Barbara instilled in me the idea of beauty along with food shared are just about as good as it gets.  From her, I learned a meal, no matter what or where, could be memorable. To dine, meant to give oneself over to the experience  and to pleasure. In those days, we dined on a wooden picnic table in the woods, the scent of pine filtering the air, but Barbara, after her own style, made us feel as if we’d eaten at the most expensive restaurant in Nevada. I grew up unafraid of my appetite not only for the taste of good things on my tongue, but for making rituals around meals to share with those I love.  
Of all things culinary, my grandmother loved lamb and champagne most. And over the years, we bonded over our mutual exclusive appreciation of such delicacies in a family that preferred Hamburger Helper and Carlo Rossi wine. I flew 1000 miles to bring her a bottle of Perrier Jouet when she turned 85 and each Easter, I’d make lamb.  Then I’d call Barbara. She loved hearing my menu for one and of the experience of dining in my mountain cabin.

Once my grandfather died, Barbara no longer cooked at all—her freezer stocked with Lean Cuisines and Healthy Choice meals, lovely fresh asparagus in the vegetable keeper and along with some fresh poached salmon. I think there was a bit of thrill for her, the woman who now ate so minimally and never cooked, when I described making creamy polenta or mushroom risotto and bordelaise or pomegranate glaze with whatever cut of lamb I had.

“Oh that food is too rich for me,” she’d say.  But I could hear her smiling over the phone line. 

This year, I will spend Easter without Barbara. She took her final bow in January, at the age of 93. 
Still, I am dedicating the day to her along with everything I learned about the pleasure of dining from her. I have cut up a deboned leg of lamb that’s been marinating overnight in garlic and rosemary, olive oil and kosher salt, that I will later skewer and grill along with Barbara’s favorite, asparagus.
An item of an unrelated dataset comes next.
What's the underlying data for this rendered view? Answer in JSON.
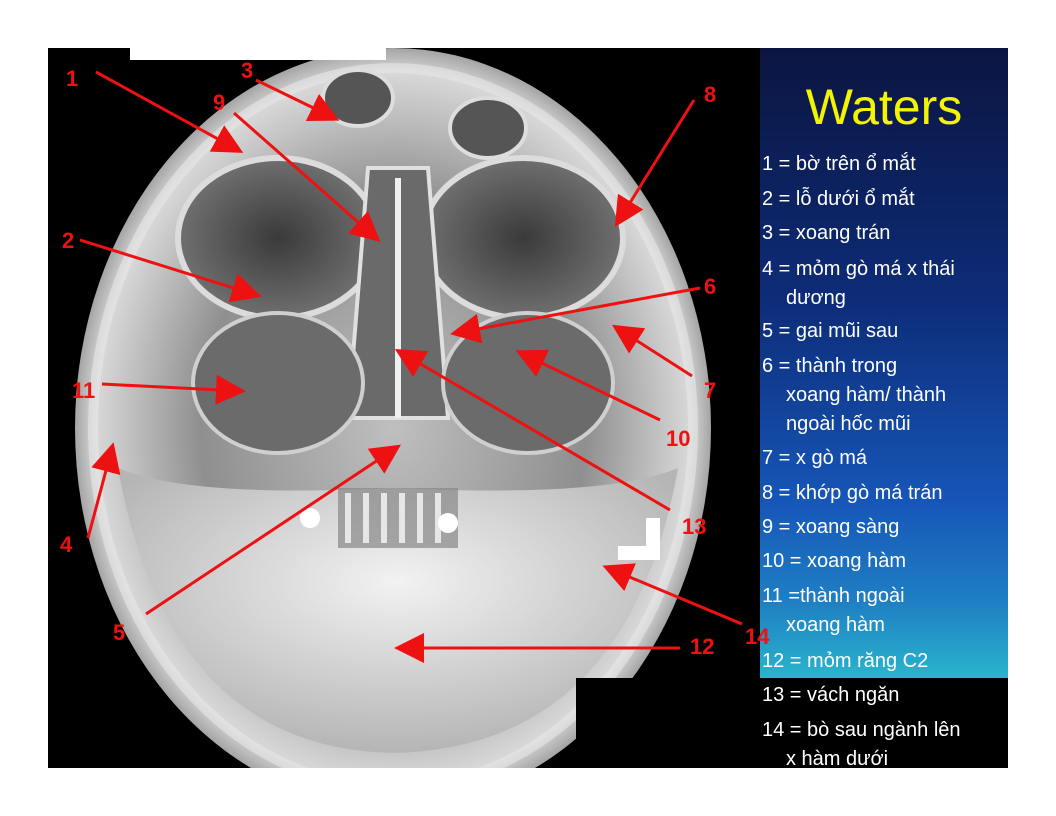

Then I will set my table with a flowered print from Indian and hand-thrown Vietri pottery imported from Italy. The last addition to the table will be my grandmother’s silver, a pattern that must be almost 100 years old and the Perrier Jouet glasses she kept on the cut out wall between her kitchen and dining room. I will light candles set in her silver candle sticks and use her silver-lined glass plates to serve.

Then I will make a toast.  Not to Easter.  To Barbara.  The woman who taught me to dine well.